The combination of elation and annoyance when you realise such a small mistake is causing all your problems is profound. It was only on re-checking the capabilites of the models that I noted the tool use capability. It’s not a capability you can search or filter on, and no structure on what is written on the capabilities section for you to quickly reference - to check properly you need to go into each models page and review everything. Great thing to know before selecting a model for something like this.

Regardless, with the change of model the code all started to work and the MCP server was able to be interacted with. Playing around with a few queries for things like how many dashboards were in the account, what were the names of the services in the account and so on all came back with mostly correct answers - the dashboard count would vary by up to 5, but given there are ~280 dashboards in the account, that’s a reasonable margin of error. That’s a number I would personally handwave and answer “around 300” to, so the variance isn’t a concern for me.

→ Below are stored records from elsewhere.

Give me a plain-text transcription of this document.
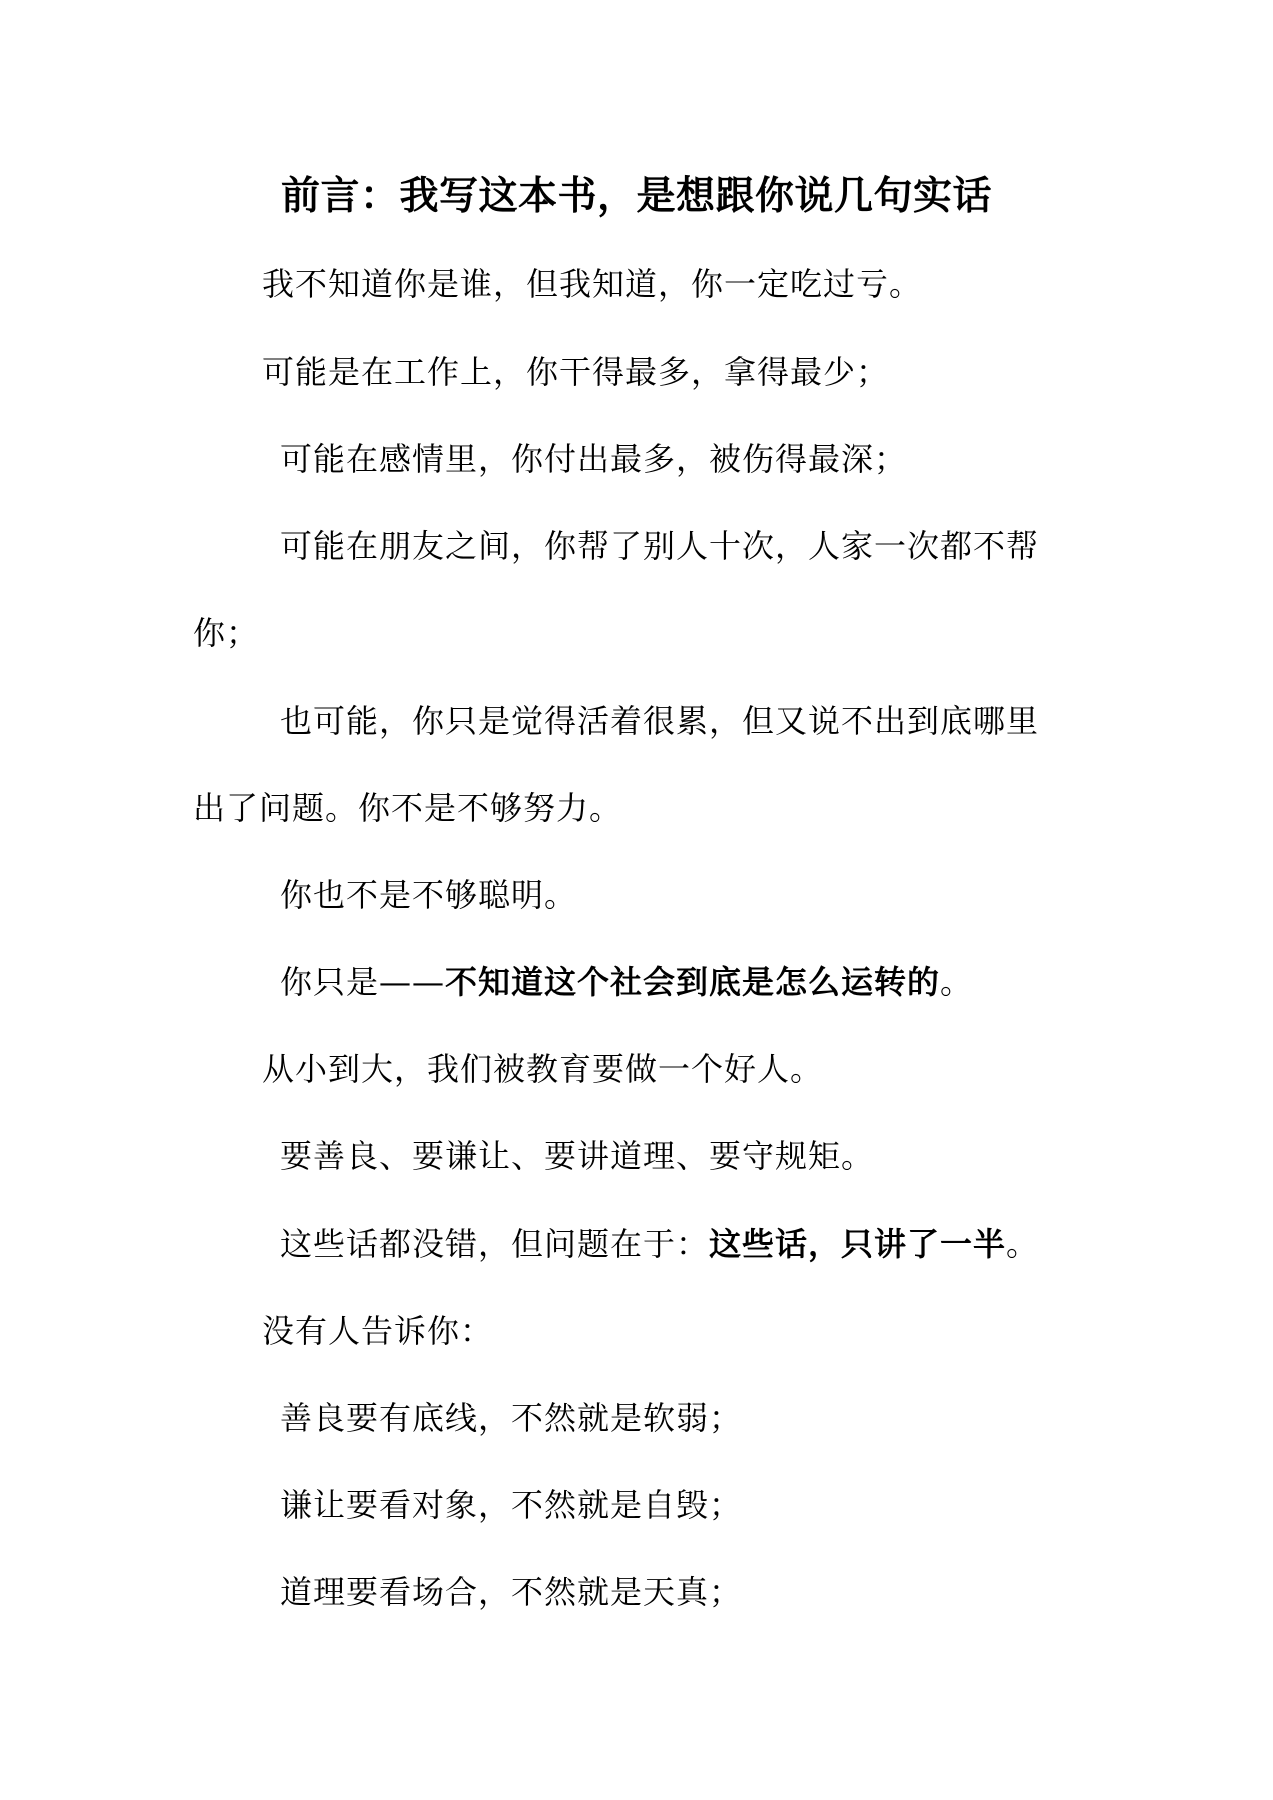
前言：我写这本书，是想跟你说几句实话
我不知道你是谁，但我知道，你一定吃过亏。
可能是在工作上，你干得最多，拿得最少；
可能在感情里，你付出最多，被伤得最深；
可能在朋友之间，你帮了别人十次，人家一次都不帮
你；
也可能，你只是觉得活着很累，但又说不出到底哪里
出了问题。你不是不够努力。
你也不是不够聪明。
你只是——不知道这个社会到底是怎么运转的。
从小到大，我们被教育要做一个好人。
要善良、要谦让、要讲道理、要守规矩。
这些话都没错，但问题在于：这些话，只讲了一半。
没有人告诉你：
善良要有底线，不然就是软弱；
谦让要看对象，不然就是自毁；
道理要看场合，不然就是天真；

But we have a v0.1 of the code created and ready to expand. While for now the code is entirely local, the plan is to containerise it, add a RAG of Datadog documentation using ChromaDB for the model to refer to for troubleshooting, and build out the ability to add to that RAG via chat messaging or email communication to build out the knowledge base. Once those parts come together we might have something usable in our day-to-day work to assist workflows and engaging with the Datadog platform without users needing to log into the platform to see what’s happening.